Rechtsstellung der Tiere in der Schweizer Gesetzgebung

Tiere sind keine Sachen (mehr)…

Diese Änderungen vom 4. Oktober 2002 wurden auf 1. April 2003 in Kraft gesetzt; der neue Artikel 720a Absatz 2 des Zivilgesetzbuchs (betreffend Meldestellen für entlaufene Tiere) auf 1. April 2004. Siehe dazu meine Anfrage vom 5. November 2003 im Kantonsrat Thurgau.

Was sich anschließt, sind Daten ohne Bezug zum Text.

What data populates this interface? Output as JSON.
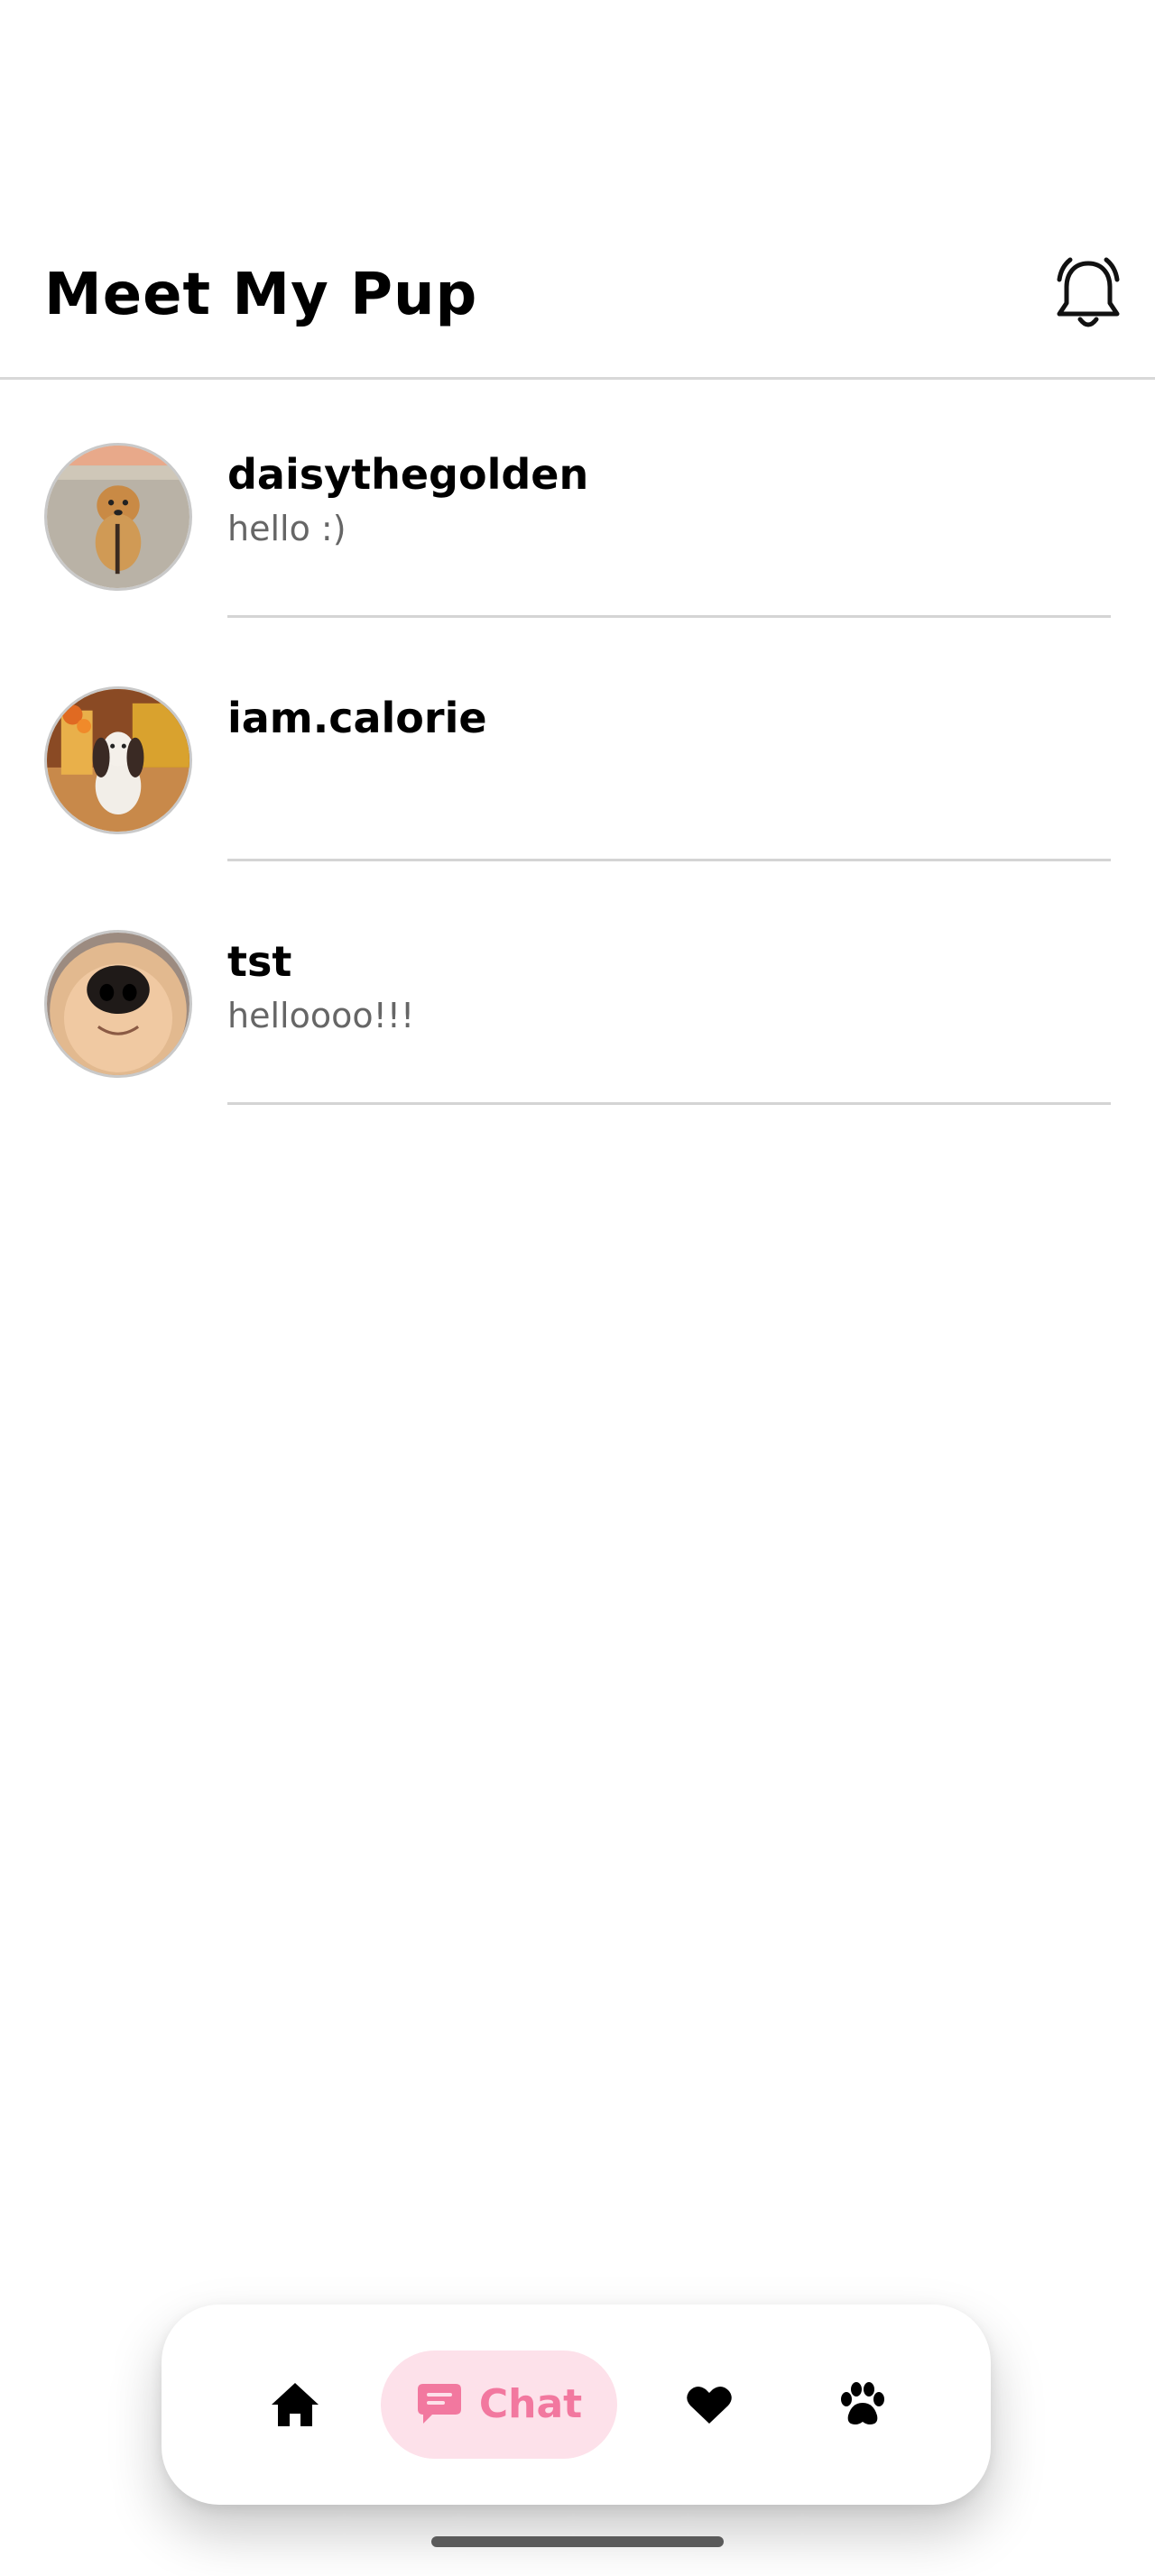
{
  "header": {
    "title": "Meet My Pup",
    "notification_icon": "bell-icon"
  },
  "chats": [
    {
      "name": "daisythegolden",
      "preview": "hello :)",
      "avatar": "golden-retriever-on-beach-photo"
    },
    {
      "name": "iam.calorie",
      "preview": "",
      "avatar": "spaniel-dog-indoors-photo"
    },
    {
      "name": "tst",
      "preview": "helloooo!!!",
      "avatar": "dog-nose-closeup-photo"
    }
  ],
  "nav": {
    "items": [
      {
        "icon": "home-icon",
        "label": ""
      },
      {
        "icon": "chat-icon",
        "label": "Chat",
        "active": true
      },
      {
        "icon": "heart-icon",
        "label": ""
      },
      {
        "icon": "paw-icon",
        "label": ""
      }
    ],
    "active_color": "#f2789f",
    "active_bg": "#fde1ea"
  }
}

Ziel der Gesetzesrevision war, dem gewandelten Empfinden gegenüber Tieren Rechnung zu tragen und diese rechtlich besser zu stellen. Die Achtung vor dem Tier wurde in einem neuen Grundsatzartikel 641 a des Zivilgesetzbuches ausgedrückt. Danach sollen Tiere nur soweit als Sachen behandelt werden, als keine abweichenden neuen Vorschriften bestehen. Solche Neuerungen betreffen nun das Erbrecht, das Fundrecht, die Übertragung von Eigentum und Besitz von Tieren, die richterliche Zusprechung von Tieren, eine ausdrückliche Schadenersatzpflicht für Heilungskosten bei Verletzung eines Vierbeiners sowie die Berücksichtigung dessen gefühlsmässigen Wertes bei der Schadensbemessung. Mit den neuen Gesetzesbestimmungen hat die Schweiz im Vergleich zum benachbarten Ausland ähnliche Vorschriften wie Deutschland und Österreich, während im französischen und italienischen Privatrecht Tiere nach wie vor zu den Sachen gezählt werden.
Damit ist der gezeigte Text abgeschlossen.